É nesse quesito que, revertendo sagazmente uma deformidade narrativa, o filme expõe o seu elemento discursivo mais interessante: por mais concretas que sejam as atividades letais do tráfico de drogas, a sua mantença é praticamente abstrata (segundo as nuanças do capitalismo especulativo), o que se confirma no brilhante diálogo em que Westray explica ao personagem-título o quão cúmplices de assassinatos em massa são os consumidores de cocaína que, através de sua aquisição reiterada de produtos ilegalmente contrabandeados, engendram demandas produtivas que põem em ação diversos agentes desencadeadores das discrepâncias sociais mais aberrantes, o que explica – tanto no enredo do filme quanto fora dele – o luxo exacerbado dos milionários que possuem um casal de felinos selvagens no interior de suas mansões e os subempregos disputados por pessoas que não hesitam em limpar sangue humano e restaurar a lataria de caminhões atingidos por projéteis balísticos, transportar cadáveres quase decompostos em meio a contêineres de fezes ou surrupiar os pertences de homens trucidados à queima-roupa...

Ainda que Cormac McCarthy demonstre pleno conhecimento do esquematismo das tramas hollywoodianas, ao fazer com Reiner descreva casualmente ao protagonista o intricado funcionamento do ‘bolito’, mecanismo letal envolvendo um arame motorizado que rasga a artéria carótida em poucos minutos – o que será demonstrado a posteriori, quando o personagem de Brad Pitt é morto em plena luz do dia, numa rua londrina – e exagere em suas pretensões literárias quando leva Westray a afirmar que Jesus Cristo não poderia nascer no México porque seria difícil encontrar três homens sábios e uma virgem no país, ele compõe diálogos superlativos ao longo do filme, como, por exemplo, quando Malkina responde, ao ser tachada de fria por evitar sentir saudades, que “a verdade não possui temperatura”, ou quando é proferido que amigos confessadamente dispostos a morrer por outrem correspondem à constatação de que, na verdade, não se tem nenhum amigo real.
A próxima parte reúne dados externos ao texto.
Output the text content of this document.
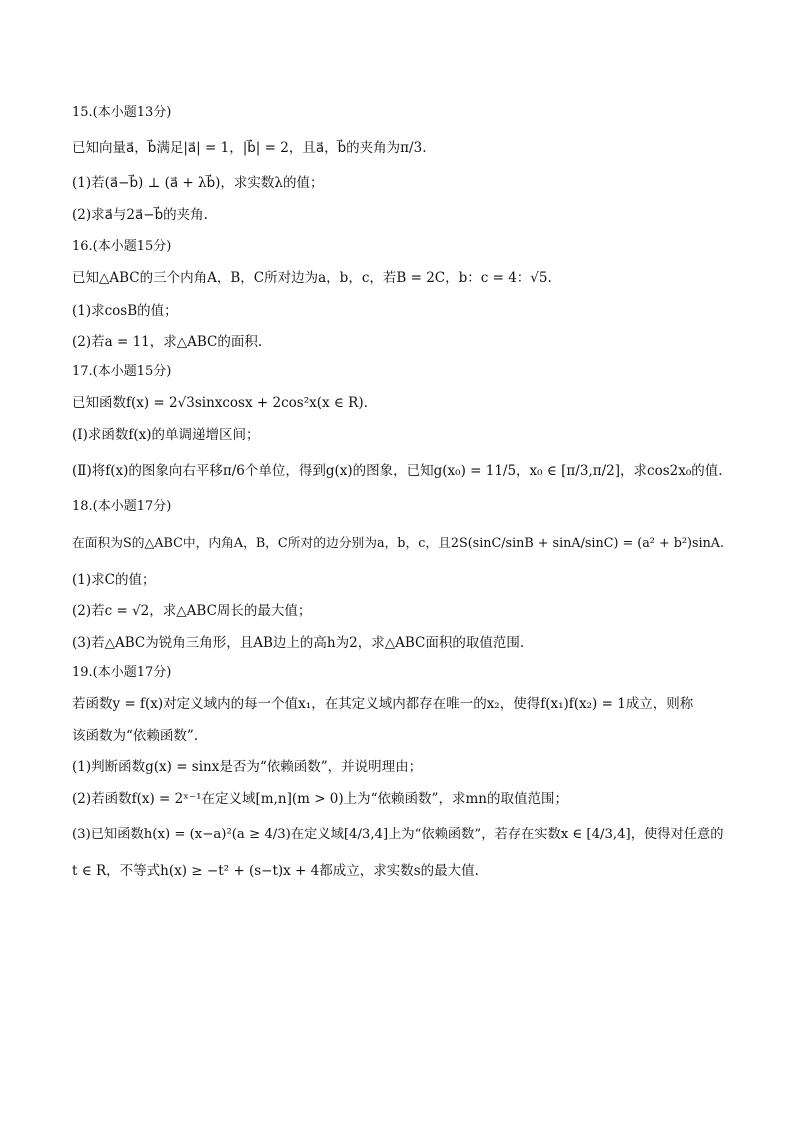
15.(本小题13分)
已知向量a⃗，b⃗满足|a⃗| = 1，|b⃗| = 2，且a⃗，b⃗的夹角为π/3.
(1)若(a⃗−b⃗) ⊥ (a⃗ + λb⃗)，求实数λ的值；
(2)求a⃗与2a⃗−b⃗的夹角.
16.(本小题15分)
已知△ABC的三个内角A，B，C所对边为a，b，c，若B = 2C，b：c = 4：√5.
(1)求cosB的值；
(2)若a = 11，求△ABC的面积.
17.(本小题15分)
已知函数f(x) = 2√3sinxcosx + 2cos²x(x ∈ R).
(Ⅰ)求函数f(x)的单调递增区间；
(Ⅱ)将f(x)的图象向右平移π/6个单位，得到g(x)的图象，已知g(x₀) = 11/5，x₀ ∈ [π/3,π/2]，求cos2x₀的值.
18.(本小题17分)
在面积为S的△ABC中，内角A，B，C所对的边分别为a，b，c，且2S(sinC/sinB + sinA/sinC) = (a² + b²)sinA.
(1)求C的值；
(2)若c = √2，求△ABC周长的最大值；
(3)若△ABC为锐角三角形，且AB边上的高h为2，求△ABC面积的取值范围.
19.(本小题17分)
若函数y = f(x)对定义域内的每一个值x₁，在其定义域内都存在唯一的x₂，使得f(x₁)f(x₂) = 1成立，则称
该函数为“依赖函数”.
(1)判断函数g(x) = sinx是否为“依赖函数”，并说明理由；
(2)若函数f(x) = 2ˣ⁻¹在定义域[m,n](m > 0)上为“依赖函数”，求mn的取值范围；
(3)已知函数h(x) = (x−a)²(a ≥ 4/3)在定义域[4/3,4]上为“依赖函数”，若存在实数x ∈ [4/3,4]，使得对任意的
t ∈ R，不等式h(x) ≥ −t² + (s−t)x + 4都成立，求实数s的最大值.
O telefonema que o advogado recebe de um misterioso personagem mexicano, que, valorizando uma citação literária sobre a edificação do caminho a partir da própria andança do caminhante, o faz perceber que sua amada fora morta (o que é verificado numa seqüência posterior, quando ela é despejada de um caminhão de lixo, em meio a outros detritos) é um dos diversos momentos em que um falante estende-se demais em seu diálogo, confundindo-se com as instâncias narrativas dotadas de muita sabedoria prática e parafilosófica que abundam nos livros escritos pelo autor.

 A adequação elogiável de Ridley Scott ao seu estilo tão dialogisticamente lacônico quanto verborragicamente preciosista merece ser elogiada, configurando-se num maduro contraponto às adaptações anteriormente realizadas de suas obras, em especial o mediano “Espírito Selvagem” (2000, de Billy Bob Thornton), o arrebatador “Onde os Fracos Não Têm Vez” (2007, de Joel & Ethan Coen) e o enfadonho “A Estrada” (2009, de John Hillcoat). “O Conselheiro do Crime” é, portanto, um filme que tende a ser mais valorizado com o decorrer do tempo, visto que o seu pendor imediatamente profético parece ter assustado os seus receptores, que não assimilaram as profecias mortiferamente tautológicas despejadas através de um intricado quebra-cabeça enredístico mancomunado às convenções fílmicas do gênero policial...

 Wesley Pereira de Castro.

3 comentários:

Reinaldo disse...


Fui assistir ao filme muito empolgado. Isso é prejudicial, acredito. Sou fã de Cormac, dos diálogos: frases curtas. Gosto das personagens aparentemente normais mas que sempre deixam uma mensagem cortante. Cruel. Dura. Quando sai da sala, pensei, juntamente com o meu amigo: teria gostado mais se essa história tivesse sido contada em forma de romance. Imagino que há muita coisa ali para ser refletida, mastigada, degustada, contudo: em pouco tempo. O livro nos proporciona uma releitura. Terminamos uma página e lá estamos nós: cristo, preciso ler novamente.

Bem, não sei nada sobre filmes. Mas este: achei confuso. O que é contado: é Cormac.

Reinaldo disse...

saí*

Matheus de Arruda Jesus disse...

Wesley, só enxerguei mesmo alguma qualidade no filme no que diz respeito aos cenários construídos como "habitat" destes personagens. Como disse na minha crítica, é um carnaval de temas (cheios de repetições) dirigido de maneira infantil, existindo, ainda, o fato de o longa não se encaixar em gênero nenhum, por exemplo. Já os diálogos são horríveis; acho que foi erro o próprio Cormac fazer o roteiro, porque penso que ele caiu no puro orgulho de si mesmo de ficar repetindo mil vezes a mesma filosofias e etc.. "A Estrada" e "Onde os Fracos Não Têm Vez" sim, são obras de mestre!!

Não concordo com essa sua crítica, enfim, mas o seu material aqui no blog é de muita qualidade sem dúvida nenhuma, por algumas postagens que já li por aqui. Valeeu. Abraço.